Il professor Nicola Pasini, nel raccontare le rotte migratorie, specifica che la maggior parte degli spostamenti avviene all’interno della stessa regione e si conclude sovente in Stati limitrofi.
Le tre rotte migratorie più battute sono la storica Algeria-Francia, Burkina Faso-Costa d’Avorio e Sud Sudan-Uganda. I motivi che portano ad una migrazione così massiccia derivano, soprattutto, dalla difficoltà ad accedere a partner regolari e ad ottenere visti. Il costo di un viaggio va dai 3.000 ai 5.000 dollari, una spesa esorbitante per chi si mette in viaggio che, sovente, è costretto a fermarsi in paesi intermedi per lavorare e riguadagnare i soldi necessari.
Ci spostiamo in Mali con Ornella Moderan, direttrice dell’ISS, l’Ufficio regionale dell’Africa Occidentale, che racconta la difficile situazione del paese, dove nelle zone più remote sono nati gruppi armati auto organizzati a seguito della mancanza dello Stato. I così detti gruppi di autodifesa.
Il Governo del Burkina Faso ha, invece, creato un gruppo militare chiamato “Volontari per la difesa della patria” per dare maggiore protezione al paese. Una crisi della sicurezza generale che porta anche ad una insicurezza alimentare (che ad oggi colpisce il 20% della popolazione). Dal 2019 sono aumentati gli attacchi contro i civili che, sommati alle tensioni inter comunitarie caratteristiche del paese, portano ad instabilità politica e povertà.
Denisa Sabulesco dell’ONG Tabat vive ad Ouagadougou e racconta di come la popolazione sta vivendo questa situazione. Centinaia di persone sono ammassate ai semafori per chiedere l’elemosina, sono aumentati i furti e vi è un aumento generale dell’insicurezza . Il Nord e l’Est del paese sono completamente fuori controllo, anche i militari non possono avvicinarsi ai confini. La popolazione civile di queste zone è martoriata dalla sofferenza e il terrorista che mette a disposizione cibo e beni primari sembra per loro l’unica salvezza. Se i terroristi non hanno seguito, i primi a rimetterci sono i bambini, che vengono brutalmente uccisi.
La popolazione locale non è totalmente consapevole di questa situazione – il paese è fuori dal controllo del Governo.
Ultimo intervento quello di Pietro Sunzini, Direttore dell’ONG Tabat che aggiunge un’ultima caratteristica di questi luoghi: l’insicurezza alimentare. I grossi cambiamenti climatici e la forte pressione demografica portano ad un sempre maggior bisogno di reddito da parte di rurali al quale consegue il bisogno di migrare.

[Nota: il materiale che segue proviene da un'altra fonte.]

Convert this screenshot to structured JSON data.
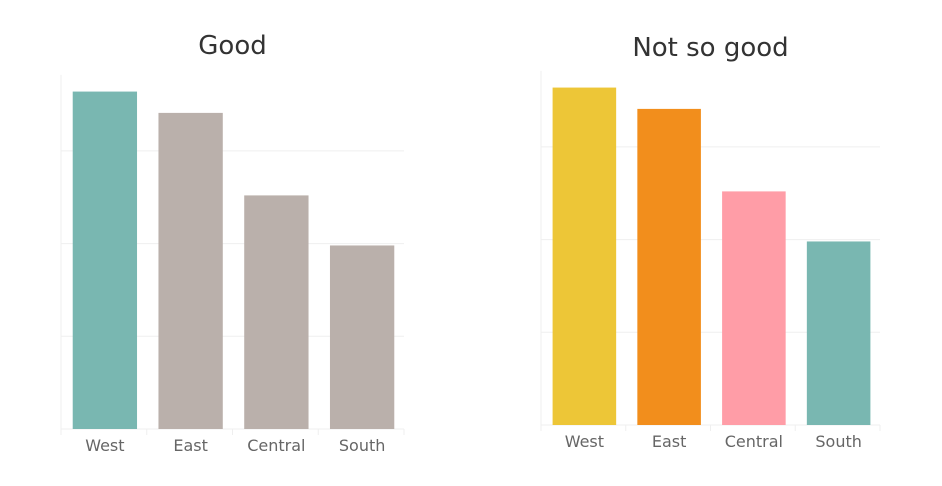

Tre sono gli elementi chiave ai quali dover dare risposta per la sicurezza alimentare:
Si può intervenire producendo derrate alimentari e aumentando la produzione agricola mirata al soddisfacimento dei bisogni locali. Si deve lavorare sulla salvaguardia della sostenibilità attraverso metodi di produzione rispettosi dell’ambiente per garantire risorse non rinnovabili e garantire la salute di uomini e animali. Infine, sono fondamentali scelte produttive che garantiscano reddito.
Un incontro intenso che ha fatto luce sulle problematiche e sulle soluzioni da applicare, tanti i punti toccati e tante ancora le domande senza risposta.